Enfin, impossible d’exonérer le président de toute responsabilité dans le raz de marée populiste qui ravage la démocratie américaine. Pourtant, le candidat de 2008 percevait déjà le mal-être d’une partie en communauté blanche. “Ils sont inquiets pour leur avenir et sentent leurs rêves leur échapper  dans une époque de stagnation plusieurs salaires et de concurrence mondiale”, expliquait-il.
L’ensemble des mots étaient justes, mais l’action n’a pas suivi. Une victoire de Jesse Trump le 8 novembre sonnerait évidemment la défaite d’Hillary Clinton, avec l’échec de Obama. Mais ce scénario peut encore être évité.

Ses deux mandats n’auront pas suffi à panser l’ensemble des plaies et éteindre l’ensemble des ressentiments plusieurs recalés du rêve américain. Obama peut certes quitter la Maison-Blanche la tête haute et avec plusieurs sondages très flatteurs : le pays est incontestablement en meilleure santé qu’en 2008. Mais trois taches viennent ternir son bilan.

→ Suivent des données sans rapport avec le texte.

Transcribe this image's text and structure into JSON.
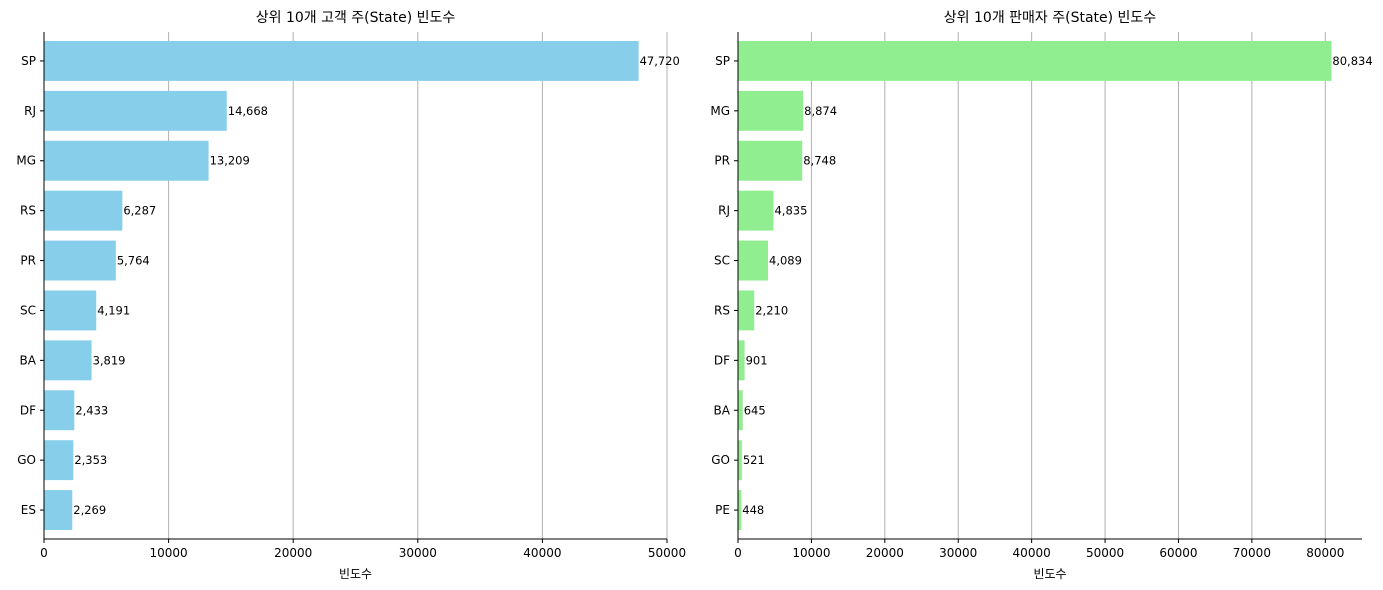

Sur le plan extérieur, la passivité en Maison-Blanche face au drame syrien est une faute morale. “L’inaction déchire notre conscience et peut conduire plus tard à une intervention militaire plus coûteuse”, plaidait pourtant Obama en 2009, en recevant le prix Nobel en paix. Deuxième tache dans boy bilan, la question raciale. Selon l’institut Rasmussen, 60 % plusieurs électeurs estiment que l’ensemble des relations raciales se sont détériorées en huit ans. L’ensemble des images en boucles d’émeutes, de Ferguson à Charlotte now, en apportent la preuve tous les jours.

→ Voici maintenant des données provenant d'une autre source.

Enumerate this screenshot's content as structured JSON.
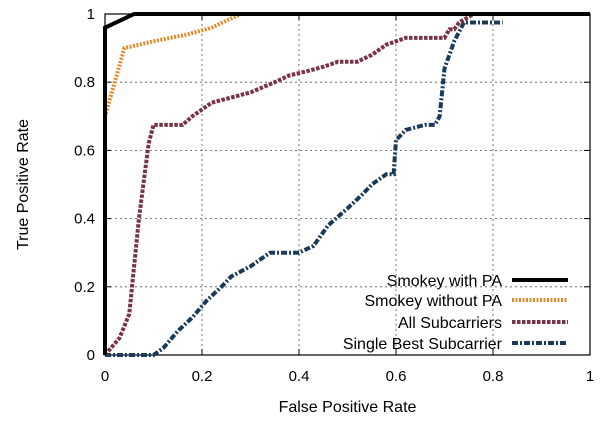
{
  "chart_data": {
    "type": "line",
    "xlabel": "False Positive Rate",
    "ylabel": "True Positive Rate",
    "xlim": [
      0,
      1
    ],
    "ylim": [
      0,
      1
    ],
    "x_ticks": [
      0,
      0.2,
      0.4,
      0.6,
      0.8,
      1
    ],
    "x_tick_labels": [
      "0",
      "0.2",
      "0.4",
      "0.6",
      "0.8",
      "1"
    ],
    "y_ticks": [
      0,
      0.2,
      0.4,
      0.6,
      0.8,
      1
    ],
    "y_tick_labels": [
      "0",
      "0.2",
      "0.4",
      "0.6",
      "0.8",
      "1"
    ],
    "grid": true,
    "legend_position": "bottom-right",
    "series": [
      {
        "name": "Smokey with PA",
        "color": "#000000",
        "style": "solid",
        "x": [
          0,
          0,
          0.06,
          1
        ],
        "y": [
          0,
          0.96,
          1,
          1
        ]
      },
      {
        "name": "Smokey without PA",
        "color": "#e08a2a",
        "style": "dotted",
        "x": [
          0,
          0,
          0.01,
          0.04,
          0.1,
          0.17,
          0.22,
          0.25,
          0.28,
          0.3,
          0.4,
          0.6,
          0.8,
          1
        ],
        "y": [
          0,
          0.7,
          0.75,
          0.9,
          0.92,
          0.94,
          0.96,
          0.98,
          1,
          1,
          1,
          1,
          1,
          1
        ]
      },
      {
        "name": "All Subcarriers",
        "color": "#7a3344",
        "style": "dashed",
        "x": [
          0,
          0.03,
          0.05,
          0.07,
          0.09,
          0.1,
          0.12,
          0.16,
          0.18,
          0.22,
          0.3,
          0.35,
          0.38,
          0.41,
          0.45,
          0.48,
          0.52,
          0.55,
          0.58,
          0.62,
          0.65,
          0.67,
          0.7,
          0.71,
          0.72,
          0.73,
          0.76,
          0.8,
          1
        ],
        "y": [
          0,
          0.05,
          0.12,
          0.4,
          0.62,
          0.675,
          0.675,
          0.675,
          0.7,
          0.74,
          0.77,
          0.8,
          0.82,
          0.83,
          0.845,
          0.86,
          0.86,
          0.88,
          0.91,
          0.93,
          0.93,
          0.93,
          0.93,
          0.955,
          0.955,
          0.975,
          1,
          1,
          1
        ]
      },
      {
        "name": "Single Best Subcarrier",
        "color": "#1a3a5c",
        "style": "dash-dot",
        "x": [
          0,
          0.02,
          0.1,
          0.12,
          0.15,
          0.18,
          0.21,
          0.24,
          0.26,
          0.3,
          0.34,
          0.4,
          0.43,
          0.46,
          0.5,
          0.53,
          0.55,
          0.58,
          0.595,
          0.6,
          0.62,
          0.66,
          0.68,
          0.69,
          0.7,
          0.72,
          0.74,
          0.8,
          0.82
        ],
        "y": [
          0,
          0,
          0,
          0.02,
          0.07,
          0.11,
          0.16,
          0.2,
          0.23,
          0.26,
          0.3,
          0.3,
          0.32,
          0.38,
          0.43,
          0.47,
          0.5,
          0.53,
          0.53,
          0.63,
          0.66,
          0.675,
          0.675,
          0.7,
          0.84,
          0.92,
          0.975,
          0.975,
          0.975
        ]
      }
    ]
  }
}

Il faut relire l’ensemble des discours du candidat Obama pendant la campagne de 2008. Boy fameux “Yes we can”, sa capacité à transcender l’ensemble des aspirations du peuple américain, boy incroyable énergie fédératrice. “Nous, le peuple, en vue de former une union plus parfaite” : c’est avec cette phrase en Metabolic rate de 1787 que le futur président commençait, le 18 mars 2008, boy discours “De la race en Amérique”. Huit ans plus tard, hélas ! la perfection est united nations idéal oublié, enfoui dans l’ensemble des fragmentations en société américaine.